Você lembra do momento em que decidiu se dedicar à escrita? O que você gostaria de ter ouvido quando começou e ninguém te contou?
Sim, lendo a série vagalume eu já sabia que era o que queria fazer. Escrever histórias, ler histórias, fazer um dicionário! Ainda com 10 ou 12 anos. Nessa época também comecei a estudar idiomas (hoje falo 7 idiomas fluentemente) e isso me colocou em um outro universo (que descrevi acima). Bem, a primeira pessoa que disse algo para mim foi o Dalton Trevisan (meu vizinho de bairro), “você precisa encontrar sua voz”… eu tinha lançado “A voz do outro”, um título tirado de Bakhtin (que havia lido nas aulas que tive com Cristovão Tezza) e que jogava com essa ideia de que somos a construção do outro. Nessa época, o Wilson Martins escreveu um artigo sobre o novo conto no Brasil (2004) e citou esse meu livro como uma voz que se separava da Curitiba de Dalton e ele me dizendo que eu tinha que encontrar a minha voz… imagine como fiquei (ainda estou) cheio de conflitos estilísticos e literários… No ano seguinte conheci Thiago de Mello em Manaus que leu meu segundo livro em uma noite e me entregou a cópia toda rabiscada com observações semelhantes às do Dalton…

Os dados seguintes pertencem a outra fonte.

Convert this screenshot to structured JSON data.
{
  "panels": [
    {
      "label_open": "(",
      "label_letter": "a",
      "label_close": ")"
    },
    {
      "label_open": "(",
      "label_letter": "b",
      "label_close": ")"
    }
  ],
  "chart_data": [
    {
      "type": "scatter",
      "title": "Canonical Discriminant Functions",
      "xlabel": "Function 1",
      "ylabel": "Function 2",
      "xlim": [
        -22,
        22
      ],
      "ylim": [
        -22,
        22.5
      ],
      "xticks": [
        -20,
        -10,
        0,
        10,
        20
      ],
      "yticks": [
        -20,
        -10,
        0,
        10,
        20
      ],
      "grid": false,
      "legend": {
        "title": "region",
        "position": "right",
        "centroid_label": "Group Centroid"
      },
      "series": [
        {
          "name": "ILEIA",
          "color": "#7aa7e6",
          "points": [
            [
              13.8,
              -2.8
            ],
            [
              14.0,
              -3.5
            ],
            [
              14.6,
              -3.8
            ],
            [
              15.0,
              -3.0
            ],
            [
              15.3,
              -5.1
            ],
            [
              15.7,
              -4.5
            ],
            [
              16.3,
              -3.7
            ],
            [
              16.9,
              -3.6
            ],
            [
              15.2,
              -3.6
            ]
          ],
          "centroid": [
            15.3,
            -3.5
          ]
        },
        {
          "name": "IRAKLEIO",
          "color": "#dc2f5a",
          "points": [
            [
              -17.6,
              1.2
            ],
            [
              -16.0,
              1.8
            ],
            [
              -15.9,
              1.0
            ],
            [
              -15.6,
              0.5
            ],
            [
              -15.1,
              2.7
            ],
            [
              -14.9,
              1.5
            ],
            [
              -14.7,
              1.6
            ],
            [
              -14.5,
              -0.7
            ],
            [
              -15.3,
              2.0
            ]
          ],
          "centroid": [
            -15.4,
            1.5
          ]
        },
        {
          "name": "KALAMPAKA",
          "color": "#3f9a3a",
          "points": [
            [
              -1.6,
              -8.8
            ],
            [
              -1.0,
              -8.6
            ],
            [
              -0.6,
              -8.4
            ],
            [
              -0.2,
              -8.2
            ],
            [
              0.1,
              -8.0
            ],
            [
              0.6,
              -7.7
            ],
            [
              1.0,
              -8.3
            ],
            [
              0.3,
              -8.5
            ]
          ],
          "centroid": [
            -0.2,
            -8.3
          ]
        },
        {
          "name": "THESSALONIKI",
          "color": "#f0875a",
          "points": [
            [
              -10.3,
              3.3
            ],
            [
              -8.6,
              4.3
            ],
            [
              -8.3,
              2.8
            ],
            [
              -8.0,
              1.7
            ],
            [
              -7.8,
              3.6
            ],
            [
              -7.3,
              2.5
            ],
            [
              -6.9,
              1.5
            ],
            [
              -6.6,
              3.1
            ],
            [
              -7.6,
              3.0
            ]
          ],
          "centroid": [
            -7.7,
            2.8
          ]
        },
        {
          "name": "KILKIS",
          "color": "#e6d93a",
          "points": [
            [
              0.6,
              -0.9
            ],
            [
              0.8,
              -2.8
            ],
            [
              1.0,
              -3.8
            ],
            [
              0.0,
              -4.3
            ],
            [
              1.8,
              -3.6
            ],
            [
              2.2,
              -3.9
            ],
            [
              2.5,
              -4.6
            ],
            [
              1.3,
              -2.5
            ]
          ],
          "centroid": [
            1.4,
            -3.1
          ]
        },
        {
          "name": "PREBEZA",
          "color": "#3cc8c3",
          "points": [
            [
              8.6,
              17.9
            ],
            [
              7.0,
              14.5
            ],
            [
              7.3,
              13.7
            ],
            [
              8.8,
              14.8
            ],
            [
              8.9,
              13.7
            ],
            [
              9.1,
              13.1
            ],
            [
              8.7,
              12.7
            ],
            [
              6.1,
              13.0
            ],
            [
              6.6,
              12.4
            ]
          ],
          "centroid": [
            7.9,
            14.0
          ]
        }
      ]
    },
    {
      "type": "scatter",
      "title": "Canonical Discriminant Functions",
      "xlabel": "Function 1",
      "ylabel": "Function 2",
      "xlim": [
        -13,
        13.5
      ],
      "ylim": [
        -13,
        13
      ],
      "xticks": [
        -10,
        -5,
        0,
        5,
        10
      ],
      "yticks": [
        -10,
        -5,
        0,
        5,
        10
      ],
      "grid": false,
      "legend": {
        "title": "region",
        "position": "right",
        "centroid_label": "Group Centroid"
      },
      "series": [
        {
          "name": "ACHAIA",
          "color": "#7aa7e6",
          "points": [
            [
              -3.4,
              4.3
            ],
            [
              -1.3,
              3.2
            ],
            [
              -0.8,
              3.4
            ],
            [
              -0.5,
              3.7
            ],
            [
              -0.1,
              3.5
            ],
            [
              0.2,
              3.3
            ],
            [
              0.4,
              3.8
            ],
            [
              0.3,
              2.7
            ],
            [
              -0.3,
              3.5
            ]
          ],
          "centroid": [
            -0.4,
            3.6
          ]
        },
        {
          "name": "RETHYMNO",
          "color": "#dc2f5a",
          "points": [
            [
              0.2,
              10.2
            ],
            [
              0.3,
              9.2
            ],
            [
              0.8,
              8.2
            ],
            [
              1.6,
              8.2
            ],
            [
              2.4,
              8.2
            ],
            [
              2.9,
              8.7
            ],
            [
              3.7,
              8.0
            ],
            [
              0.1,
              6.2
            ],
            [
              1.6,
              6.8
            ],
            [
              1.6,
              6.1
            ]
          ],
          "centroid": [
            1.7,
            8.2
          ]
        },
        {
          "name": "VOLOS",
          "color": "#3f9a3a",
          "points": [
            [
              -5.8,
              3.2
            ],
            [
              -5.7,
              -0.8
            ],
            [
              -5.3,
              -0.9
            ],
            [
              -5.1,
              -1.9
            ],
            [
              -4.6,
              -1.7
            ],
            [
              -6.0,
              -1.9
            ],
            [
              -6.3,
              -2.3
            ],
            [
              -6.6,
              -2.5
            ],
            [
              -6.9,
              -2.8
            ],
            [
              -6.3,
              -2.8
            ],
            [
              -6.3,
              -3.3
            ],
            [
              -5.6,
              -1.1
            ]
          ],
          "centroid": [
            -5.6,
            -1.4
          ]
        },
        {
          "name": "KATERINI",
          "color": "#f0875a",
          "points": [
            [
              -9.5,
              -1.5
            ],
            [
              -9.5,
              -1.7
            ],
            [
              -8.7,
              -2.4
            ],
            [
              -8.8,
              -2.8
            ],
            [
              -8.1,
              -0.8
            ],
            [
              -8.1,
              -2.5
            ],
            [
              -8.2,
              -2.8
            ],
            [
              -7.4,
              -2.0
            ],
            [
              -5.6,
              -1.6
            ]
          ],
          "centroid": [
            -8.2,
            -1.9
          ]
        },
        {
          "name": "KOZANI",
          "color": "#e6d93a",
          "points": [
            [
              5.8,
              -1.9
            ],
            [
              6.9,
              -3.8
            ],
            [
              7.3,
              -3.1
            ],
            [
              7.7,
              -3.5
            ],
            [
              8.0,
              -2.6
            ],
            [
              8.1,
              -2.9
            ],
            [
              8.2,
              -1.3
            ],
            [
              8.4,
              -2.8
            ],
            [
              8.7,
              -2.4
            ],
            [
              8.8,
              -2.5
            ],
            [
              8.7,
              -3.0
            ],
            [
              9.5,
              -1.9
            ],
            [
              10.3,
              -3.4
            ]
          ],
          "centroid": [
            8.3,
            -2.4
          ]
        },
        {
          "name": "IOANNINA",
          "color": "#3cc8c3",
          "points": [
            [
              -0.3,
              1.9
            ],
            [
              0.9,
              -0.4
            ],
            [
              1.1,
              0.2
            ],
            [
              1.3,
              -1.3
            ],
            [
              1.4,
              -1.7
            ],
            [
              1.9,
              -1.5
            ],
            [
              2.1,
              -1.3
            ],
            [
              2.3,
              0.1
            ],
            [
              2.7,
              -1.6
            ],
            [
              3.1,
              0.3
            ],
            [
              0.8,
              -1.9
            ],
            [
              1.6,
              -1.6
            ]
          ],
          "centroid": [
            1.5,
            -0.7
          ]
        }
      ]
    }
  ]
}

Que dificuldades você encontrou para desenvolver um estilo próprio? Algum autor influenciou você mais do que outros?
Até hoje, quase 20 anos depois, procuro por essa voz… que difícil. O que me ajuda a me ausentar dos meus ídolos de certa forma, é ler livros de outras culturas, outros idiomas, acho que isso faz com que eu abra o leque e mergulhe nesse universo de confluências culturais, idiomáticas, mas sempre com os pés em Curitiba, na minha província, no meu bairro. Mas isso ainda vai durar mais do que tenho de tempo com essa vida…
Que livro você mais tem recomendado para as outras pessoas?
A trilogia do não-lugar (“Poeira Fria”, “Esquina da minha rua” e “Olhos de sal”) que deve ser lançado como edição única em algum momento. Mas hoje, o livro que gostaria de sugerir é o novo “Por acaso memória”, naturalmente. Porém, “Era o vento” é um livro de contos que lancei em 2019 pela Ed. Patuá que tenho muito carinho, já que se comporta como a transição dessa autoficcção geracional para a busca de algo que se afasta mais do Carlos, sem, necessariamente, deixa-lo de lado. Naturalmente.